An audit trail can confirm that something happened, but not necessarily who made it happen. If the wrong person had access, the audit trail would still look complete and correct.
For compliance teams, this creates a false sense of security.
The hidden gap in digital trust
This is where the real trouble lies.
On the surface, everything appears secure. The document is signed. The audit trail is intact. The process was followed.
Still beneath that, there is a form of uncertainty.
You may not be able to confidently prove that the right person was involved.
This is the hidden gap in digital trust. It is not about whether the system worked. It is about whether the identity behind the action can be trusted and verified.
Why identity verification must become part of the transaction
As electronic transactions continue to grow, this gap cannot be ignored.
Trust can no longer rely on the assumption that the person signing is who they claim to be. It needs to be proven as part of the process itself.

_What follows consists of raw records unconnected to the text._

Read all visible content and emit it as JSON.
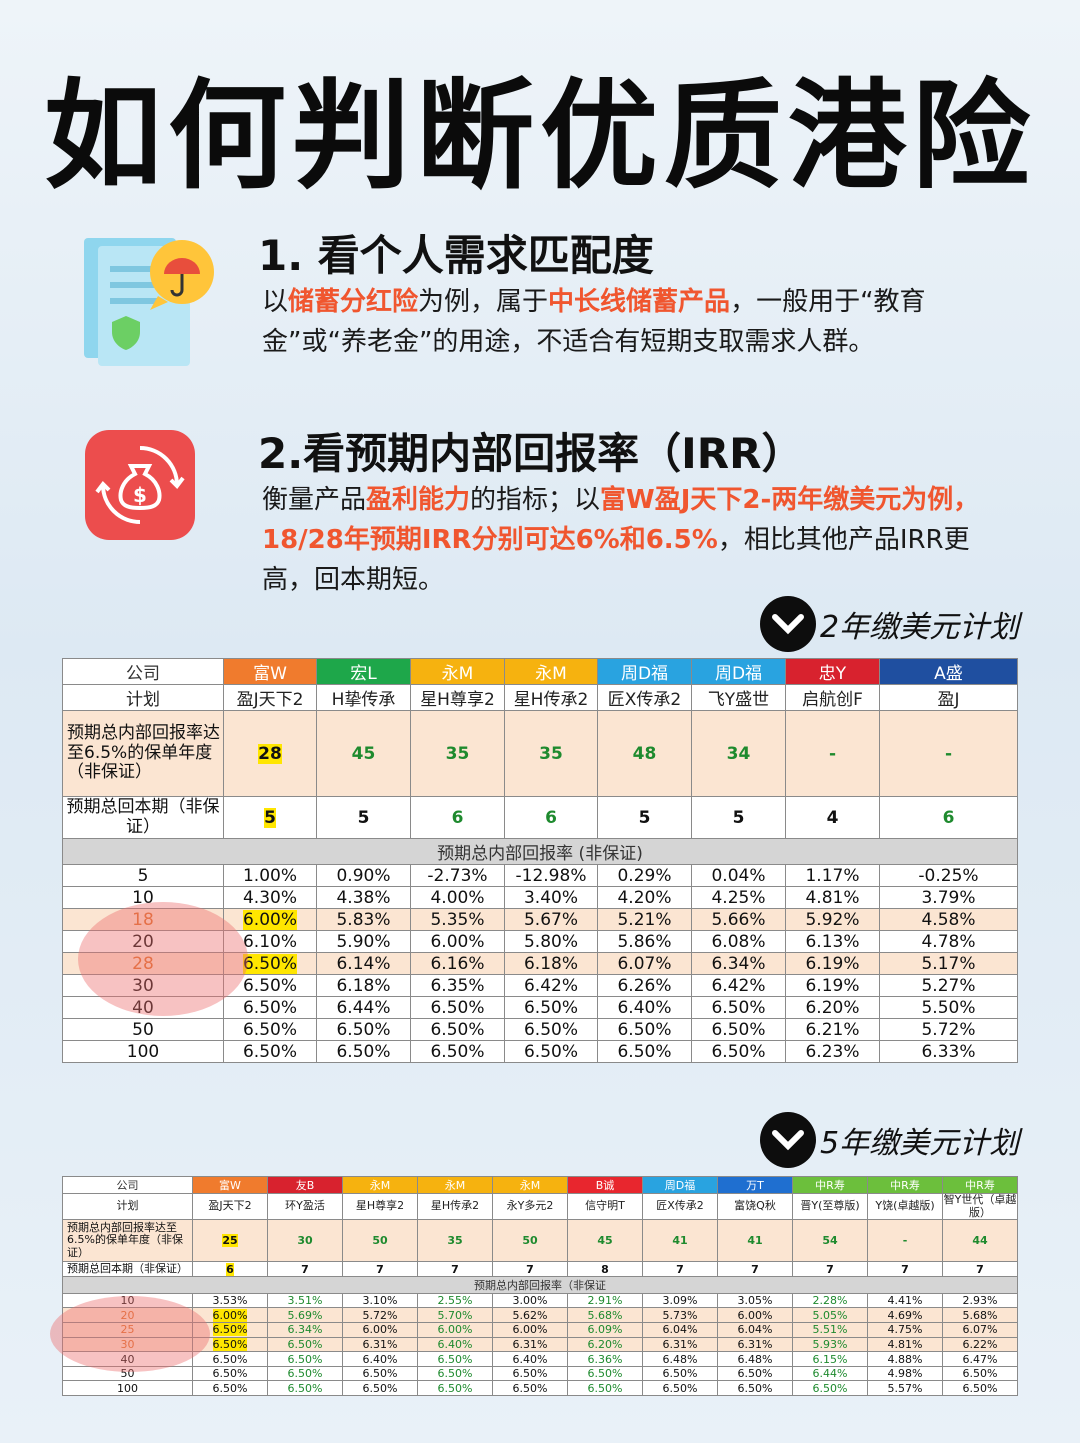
{
  "title": "如何判断优质港险",
  "section1": {
    "heading": "1. 看个人需求匹配度",
    "t1": "以",
    "h1": "储蓄分红险",
    "t2": "为例，属于",
    "h2": "中长线储蓄产品",
    "t3": "，一般用于“教育金”或“养老金”的用途，不适合有短期支取需求人群。"
  },
  "section2": {
    "heading": "2.看预期内部回报率（IRR）",
    "t1": "衡量产品",
    "h1": "盈利能力",
    "t2": "的指标；以",
    "h2": "富W盈J天下2-两年缴美元为例，18/28年预期IRR分别可达6%和6.5%",
    "t3": "，相比其他产品IRR更高，回本期短。"
  },
  "plan2_label": "2年缴美元计划",
  "plan5_label": "5年缴美元计划",
  "table1": {
    "companies": [
      {
        "name": "公司",
        "color": "#ffffff"
      },
      {
        "name": "富W",
        "color": "#f07b2d"
      },
      {
        "name": "宏L",
        "color": "#1ea74a"
      },
      {
        "name": "永M",
        "color": "#f6b20f"
      },
      {
        "name": "永M",
        "color": "#f6b20f"
      },
      {
        "name": "周D福",
        "color": "#29a3e0"
      },
      {
        "name": "周D福",
        "color": "#29a3e0"
      },
      {
        "name": "忠Y",
        "color": "#d8222e"
      },
      {
        "name": "A盛",
        "color": "#1f4fa0"
      }
    ],
    "plans": [
      "计划",
      "盈J天下2",
      "H挚传承",
      "星H尊享2",
      "星H传承2",
      "匠X传承2",
      "飞Y盛世",
      "启航创F",
      "盈J"
    ],
    "row_reach_label": "预期总内部回报率达至6.5%的保单年度（非保证）",
    "row_reach": [
      "28",
      "45",
      "35",
      "35",
      "48",
      "34",
      "-",
      "-"
    ],
    "row_payback_label": "预期总回本期（非保证）",
    "row_payback": [
      "5",
      "5",
      "6",
      "6",
      "5",
      "5",
      "4",
      "6"
    ],
    "irr_header": "预期总内部回报率 (非保证)",
    "rows": [
      [
        "5",
        "1.00%",
        "0.90%",
        "-2.73%",
        "-12.98%",
        "0.29%",
        "0.04%",
        "1.17%",
        "-0.25%"
      ],
      [
        "10",
        "4.30%",
        "4.38%",
        "4.00%",
        "3.40%",
        "4.20%",
        "4.25%",
        "4.81%",
        "3.79%"
      ],
      [
        "18",
        "6.00%",
        "5.83%",
        "5.35%",
        "5.67%",
        "5.21%",
        "5.66%",
        "5.92%",
        "4.58%"
      ],
      [
        "20",
        "6.10%",
        "5.90%",
        "6.00%",
        "5.80%",
        "5.86%",
        "6.08%",
        "6.13%",
        "4.78%"
      ],
      [
        "28",
        "6.50%",
        "6.14%",
        "6.16%",
        "6.18%",
        "6.07%",
        "6.34%",
        "6.19%",
        "5.17%"
      ],
      [
        "30",
        "6.50%",
        "6.18%",
        "6.35%",
        "6.42%",
        "6.26%",
        "6.42%",
        "6.19%",
        "5.27%"
      ],
      [
        "40",
        "6.50%",
        "6.44%",
        "6.50%",
        "6.50%",
        "6.40%",
        "6.50%",
        "6.20%",
        "5.50%"
      ],
      [
        "50",
        "6.50%",
        "6.50%",
        "6.50%",
        "6.50%",
        "6.50%",
        "6.50%",
        "6.21%",
        "5.72%"
      ],
      [
        "100",
        "6.50%",
        "6.50%",
        "6.50%",
        "6.50%",
        "6.50%",
        "6.50%",
        "6.23%",
        "6.33%"
      ]
    ]
  },
  "table2": {
    "companies": [
      {
        "name": "公司",
        "color": "#ffffff"
      },
      {
        "name": "富W",
        "color": "#f07b2d"
      },
      {
        "name": "友B",
        "color": "#d8222e"
      },
      {
        "name": "永M",
        "color": "#f6b20f"
      },
      {
        "name": "永M",
        "color": "#f6b20f"
      },
      {
        "name": "永M",
        "color": "#f6b20f"
      },
      {
        "name": "B诚",
        "color": "#e8262e"
      },
      {
        "name": "周D福",
        "color": "#29a3e0"
      },
      {
        "name": "万T",
        "color": "#1f6fd0"
      },
      {
        "name": "中R寿",
        "color": "#6cbf3c"
      },
      {
        "name": "中R寿",
        "color": "#6cbf3c"
      },
      {
        "name": "中R寿",
        "color": "#6cbf3c"
      }
    ],
    "plans": [
      "计划",
      "盈J天下2",
      "环Y盈活",
      "星H尊享2",
      "星H传承2",
      "永Y多元2",
      "信守明T",
      "匠X传承2",
      "富饶Q秋",
      "晋Y(至尊版)",
      "Y饶(卓越版)",
      "智Y世代（卓越版）"
    ],
    "row_reach_label": "预期总内部回报率达至6.5%的保单年度（非保证）",
    "row_reach": [
      "25",
      "30",
      "50",
      "35",
      "50",
      "45",
      "41",
      "41",
      "54",
      "-",
      "44"
    ],
    "row_payback_label": "预期总回本期（非保证）",
    "row_payback": [
      "6",
      "7",
      "7",
      "7",
      "7",
      "8",
      "7",
      "7",
      "7",
      "7",
      "7"
    ],
    "irr_header": "预期总内部回报率（非保证",
    "rows": [
      [
        "10",
        "3.53%",
        "3.51%",
        "3.10%",
        "2.55%",
        "3.00%",
        "2.91%",
        "3.09%",
        "3.05%",
        "2.28%",
        "4.41%",
        "2.93%"
      ],
      [
        "20",
        "6.00%",
        "5.69%",
        "5.72%",
        "5.70%",
        "5.62%",
        "5.68%",
        "5.73%",
        "6.00%",
        "5.05%",
        "4.69%",
        "5.68%"
      ],
      [
        "25",
        "6.50%",
        "6.34%",
        "6.00%",
        "6.00%",
        "6.00%",
        "6.09%",
        "6.04%",
        "6.04%",
        "5.51%",
        "4.75%",
        "6.07%"
      ],
      [
        "30",
        "6.50%",
        "6.50%",
        "6.31%",
        "6.40%",
        "6.31%",
        "6.20%",
        "6.31%",
        "6.31%",
        "5.93%",
        "4.81%",
        "6.22%"
      ],
      [
        "40",
        "6.50%",
        "6.50%",
        "6.40%",
        "6.50%",
        "6.40%",
        "6.36%",
        "6.48%",
        "6.48%",
        "6.15%",
        "4.88%",
        "6.47%"
      ],
      [
        "50",
        "6.50%",
        "6.50%",
        "6.50%",
        "6.50%",
        "6.50%",
        "6.50%",
        "6.50%",
        "6.50%",
        "6.44%",
        "4.98%",
        "6.50%"
      ],
      [
        "100",
        "6.50%",
        "6.50%",
        "6.50%",
        "6.50%",
        "6.50%",
        "6.50%",
        "6.50%",
        "6.50%",
        "6.50%",
        "5.57%",
        "6.50%"
      ]
    ]
  }
}
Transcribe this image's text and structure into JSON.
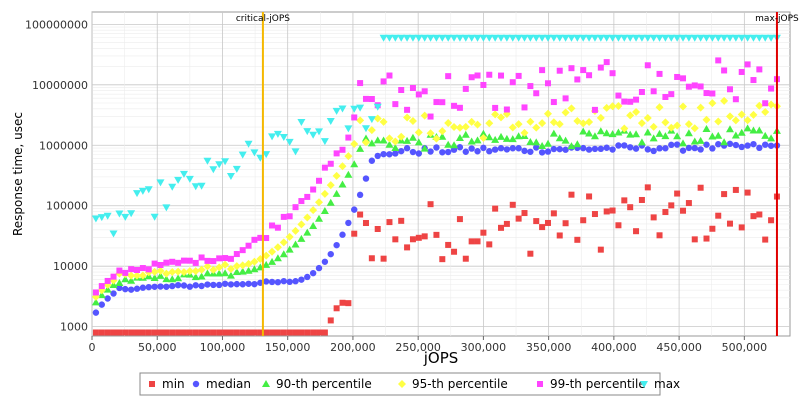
{
  "chart_data": {
    "type": "scatter",
    "xlabel": "jOPS",
    "ylabel": "Response time, usec",
    "xlim": [
      0,
      535000
    ],
    "ylim": [
      700,
      160000000
    ],
    "yscale": "log",
    "grid": true,
    "legend_position": "bottom",
    "x_ticks": [
      0,
      50000,
      100000,
      150000,
      200000,
      250000,
      300000,
      350000,
      400000,
      450000,
      500000
    ],
    "x_tick_labels": [
      "0",
      "50,000",
      "100,000",
      "150,000",
      "200,000",
      "250,000",
      "300,000",
      "350,000",
      "400,000",
      "450,000",
      "500,000"
    ],
    "y_ticks": [
      1000,
      10000,
      100000,
      1000000,
      10000000,
      100000000
    ],
    "y_tick_labels": [
      "1000",
      "10000",
      "100000",
      "1000000",
      "10000000",
      "100000000"
    ],
    "markers": [
      {
        "label": "critical-jOPS",
        "x": 131000,
        "color": "#f5b800"
      },
      {
        "label": "max-jOPS",
        "x": 525000,
        "color": "#e00000"
      }
    ],
    "series": [
      {
        "name": "min",
        "color": "#ee4444",
        "shape": "square",
        "x_start": 3000,
        "x_step": 4500,
        "count": 117
      },
      {
        "name": "median",
        "color": "#5555ff",
        "shape": "circle",
        "x_start": 3000,
        "x_step": 4500,
        "count": 117
      },
      {
        "name": "90-th percentile",
        "color": "#44ee44",
        "shape": "triangle-up",
        "x_start": 3000,
        "x_step": 4500,
        "count": 117
      },
      {
        "name": "95-th percentile",
        "color": "#ffff44",
        "shape": "diamond",
        "x_start": 3000,
        "x_step": 4500,
        "count": 117
      },
      {
        "name": "99-th percentile",
        "color": "#ff44ff",
        "shape": "square",
        "x_start": 3000,
        "x_step": 4500,
        "count": 117
      },
      {
        "name": "max",
        "color": "#44eeee",
        "shape": "triangle-down",
        "x_start": 3000,
        "x_step": 4500,
        "count": 117
      }
    ]
  }
}
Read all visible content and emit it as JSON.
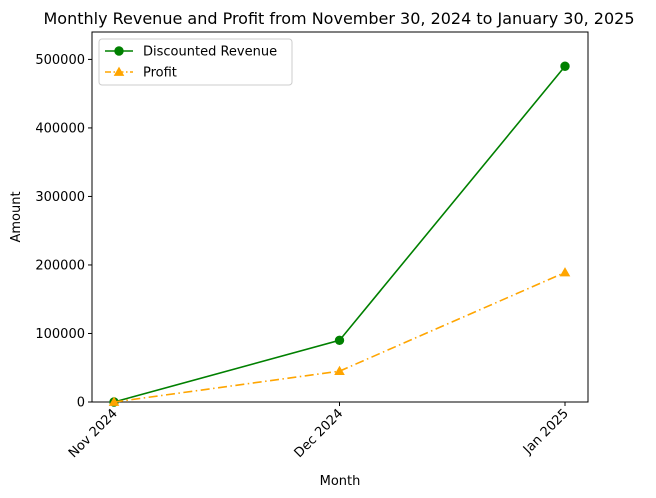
{
  "chart_data": {
    "type": "line",
    "title": "Monthly Revenue and Profit from November 30, 2024 to January 30, 2025",
    "xlabel": "Month",
    "ylabel": "Amount",
    "categories": [
      "Nov 2024",
      "Dec 2024",
      "Jan 2025"
    ],
    "ylim": [
      0,
      540000
    ],
    "yticks": [
      0,
      100000,
      200000,
      300000,
      400000,
      500000
    ],
    "ytick_labels": [
      "0",
      "100000",
      "200000",
      "300000",
      "400000",
      "500000"
    ],
    "grid": false,
    "legend_position": "upper-left",
    "series": [
      {
        "name": "Discounted Revenue",
        "values": [
          0,
          90000,
          490000
        ],
        "color": "#008000",
        "marker": "circle",
        "line_style": "solid"
      },
      {
        "name": "Profit",
        "values": [
          0,
          45000,
          189000
        ],
        "color": "#ffa500",
        "marker": "triangle",
        "line_style": "dash-dot"
      }
    ]
  }
}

This is where solutions like FaceSign, built into SigniFlow, introduce a critical new layer of trust.
Instead of relying only on a electronic signature, FaceSign provides real-time identity verification through selfie-based liveness detection. In simple terms, the signer is prompted to take a live selfie during the signing procedure, which is then used to confirm that:
- The person is physically present
- The person is real, not a static image or deepfake
- The identity can be linked directly to the signing action
This transforms the process from simply capturing a signature to verifying the human behind it.
Within SigniFlow, this happens seamlessly as part of the signing workflow. There is no need for separate systems or extra steps outside the process. The identity check becomes embedded in the transaction itself, strengthening the audit trail with verifiable proof of presence and identity.
For organisations, this means:
- Reduced risk of impersonation and fraud
- Stronger compliance and audit readiness
- Greater confidence in remote transactions
Most importantly, it provides something that traditional electronic signatures alone cannot offer: Certainty.
Because in a digital world, it is no longer enough to know that something was signed.
You need to know who signed it and be able to prove it.